Tuesday, August 11, 2009

summer: part I

There are some very nice things about this summer, glittering details that peek up through the mundanity. And those are what I want to remember.

pacific coast
As you step into the ocean, salt water flecks onto your face and floats in the air like a mist. The full body of a wave hits you the wrong way, and you're knocked under it, you are rolling and rolling, backward under the white and blue, eyes opening and stinging and shutting. But you almost savor the stinging salt that coats the back of your throat.
There is something... almost holy in that power. There is longing in reminiscence, when you almost hear the groaning tide again, like putting your ear to a shell.
It reminds you of the hand of God. How relentless His power is, and love. His wild kiss.

salvation mountain
Sometimes what we label naivete is really a guarded treasure, something that very few possess.
It can be boldness. There is a profound connection between childlike innocence and childlike faith.
95 degree heat in the morning, your skin slick with sweat, standing in dead air. But there's a sea of color, imagination and songs to God crafted out of adobe, hay and paint. A mountain in the middle of the desert, half-used paint buckets everywhere, an old man lying still and asleep on a table in a cave of scupltures-- all made from scraps. His face is childlike, even in sleep.
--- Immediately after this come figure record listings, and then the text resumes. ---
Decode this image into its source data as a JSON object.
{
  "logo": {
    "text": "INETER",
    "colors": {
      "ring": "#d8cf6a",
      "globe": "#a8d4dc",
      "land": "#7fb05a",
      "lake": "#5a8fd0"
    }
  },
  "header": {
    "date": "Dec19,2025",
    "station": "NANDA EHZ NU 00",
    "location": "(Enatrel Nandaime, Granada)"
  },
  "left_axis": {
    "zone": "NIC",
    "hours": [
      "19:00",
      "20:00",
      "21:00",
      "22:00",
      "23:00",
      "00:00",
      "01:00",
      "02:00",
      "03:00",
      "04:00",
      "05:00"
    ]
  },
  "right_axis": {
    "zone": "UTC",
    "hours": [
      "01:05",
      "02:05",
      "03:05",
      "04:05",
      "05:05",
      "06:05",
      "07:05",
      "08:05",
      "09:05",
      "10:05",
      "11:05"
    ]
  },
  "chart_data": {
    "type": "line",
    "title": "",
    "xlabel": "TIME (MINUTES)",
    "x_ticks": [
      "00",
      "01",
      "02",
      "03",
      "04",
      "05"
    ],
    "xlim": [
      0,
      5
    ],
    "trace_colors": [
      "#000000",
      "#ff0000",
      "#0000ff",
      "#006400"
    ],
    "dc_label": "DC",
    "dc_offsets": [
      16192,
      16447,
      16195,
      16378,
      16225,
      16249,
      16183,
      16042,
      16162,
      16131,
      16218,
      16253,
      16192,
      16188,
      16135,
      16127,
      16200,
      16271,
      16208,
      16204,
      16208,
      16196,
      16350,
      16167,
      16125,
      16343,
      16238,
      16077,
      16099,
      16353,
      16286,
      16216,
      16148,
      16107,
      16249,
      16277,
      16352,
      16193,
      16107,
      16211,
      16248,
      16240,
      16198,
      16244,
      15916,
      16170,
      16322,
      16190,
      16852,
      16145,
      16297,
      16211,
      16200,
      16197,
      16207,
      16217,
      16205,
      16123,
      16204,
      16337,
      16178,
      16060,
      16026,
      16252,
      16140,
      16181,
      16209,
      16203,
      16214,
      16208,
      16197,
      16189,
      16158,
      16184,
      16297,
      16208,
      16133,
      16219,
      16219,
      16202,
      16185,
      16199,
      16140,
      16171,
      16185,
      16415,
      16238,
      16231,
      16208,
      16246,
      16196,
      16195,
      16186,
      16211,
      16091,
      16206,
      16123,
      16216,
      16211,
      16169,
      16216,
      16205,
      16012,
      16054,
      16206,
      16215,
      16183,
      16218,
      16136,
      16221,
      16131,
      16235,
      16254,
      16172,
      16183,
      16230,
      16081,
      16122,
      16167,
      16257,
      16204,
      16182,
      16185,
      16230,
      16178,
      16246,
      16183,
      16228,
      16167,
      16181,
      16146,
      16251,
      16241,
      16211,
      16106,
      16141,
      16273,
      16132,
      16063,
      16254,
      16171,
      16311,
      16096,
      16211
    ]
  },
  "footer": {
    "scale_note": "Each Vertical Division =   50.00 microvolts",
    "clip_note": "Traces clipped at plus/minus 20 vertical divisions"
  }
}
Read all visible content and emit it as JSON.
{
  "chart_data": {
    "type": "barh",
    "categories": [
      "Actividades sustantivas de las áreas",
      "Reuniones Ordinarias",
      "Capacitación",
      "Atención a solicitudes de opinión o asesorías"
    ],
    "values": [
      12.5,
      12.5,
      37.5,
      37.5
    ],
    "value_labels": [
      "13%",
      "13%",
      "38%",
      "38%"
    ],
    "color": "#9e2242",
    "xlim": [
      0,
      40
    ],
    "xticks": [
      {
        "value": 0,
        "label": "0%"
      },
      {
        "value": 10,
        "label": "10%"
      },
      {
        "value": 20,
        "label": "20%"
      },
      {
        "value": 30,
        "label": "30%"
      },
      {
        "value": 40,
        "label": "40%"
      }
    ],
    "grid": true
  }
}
This is his life, and he must feel like he has the most important job in the world. The more people that see his mountain, the more people will know that God loves them, that God is love.














park in downtown phoenix
My brother and I sat under a tree to hear the story of a man who had lost everything, house burnt down, friends dead, family gone, clothes stolen from a dark corner of the city. It's a modern day, urban retelling of Job.
But Gavins had so much; he still claimed to have so much. He had a backpack. He also had a Charles Barkely book, which he used to illustrate his notion that "books are incubators of knowledge". He bragged about his speed-reading, which, when attempted out loud, sounded much more like a very rudimentary reading level. Micah and I patiently listened to his broken, word-skipping recitiation of the first chapter. But that wasn't what I really heard; what I heard was the voice of someone who had been swept into head-shaking empathy because of a simple story about a basketball player doing charity. (I guess Charles Barkely meets kids for the Make-A-Wish foundation, and there's a story of him meeting a comatose boy recorded in his autobiography, which Gavins told me 'gave him tears'.) It was a very nice story, and the line that made Gavins look up at me, with wet shining eyes, was about how we take life for granted. A homeless man was teaching me about taking life for granted. He tried to give me his book a few times, but I wasn't able to take it. I wish I could have given him something, but maybe all he wanted was someone to listen to his story.
He cried about that same story over and over. He would cry thinking about the boys and girls Charles Barkely visited who had cancer, who were on their deathbeds. "I don't have much, but at least I have my life, you know?"
He had scripture memorized and buried just beneath the surface in his heart for God to speak through, ancient, perfect words. At one point I started quoting that verse where Jesus says, "just look at the lilies, how they neither toil nor spin," the one that says not to worry about tomorrow, and as I stumbled over a couple words, he completed it with ease. He told me to read Isaiah 55, and I did. Everyone should read Isaiah 55. We were handing out water that day, and Gavins told me to read a chapter that goes to the root of what we were doing, or what it should have been, anyway.
He had survived a rough life on the reservation, an always drunk family, always drunk friends, his best friend stepped in front of a car and was killed, there was a bullet somewhere in his own chest. A medicine man brought him back to life when he was a dead baby.
Some people live out a life illuminated with storytelling, myth forever holding their memories together. But he still knew where all good things come from, tangible or not. He still knew that God is holy, holy, sovereign, loving, everything, Elohim.
"God is taking care of me."
My brother and I walked to the other end of the park, through the drunken heat of Phoenix and in between people sleeping under trees everywhere, stinking and wearing clothes from how long ago only God knows. And on our faces were huge smiles as well as the look of almost-disbelief-but-complete-belief.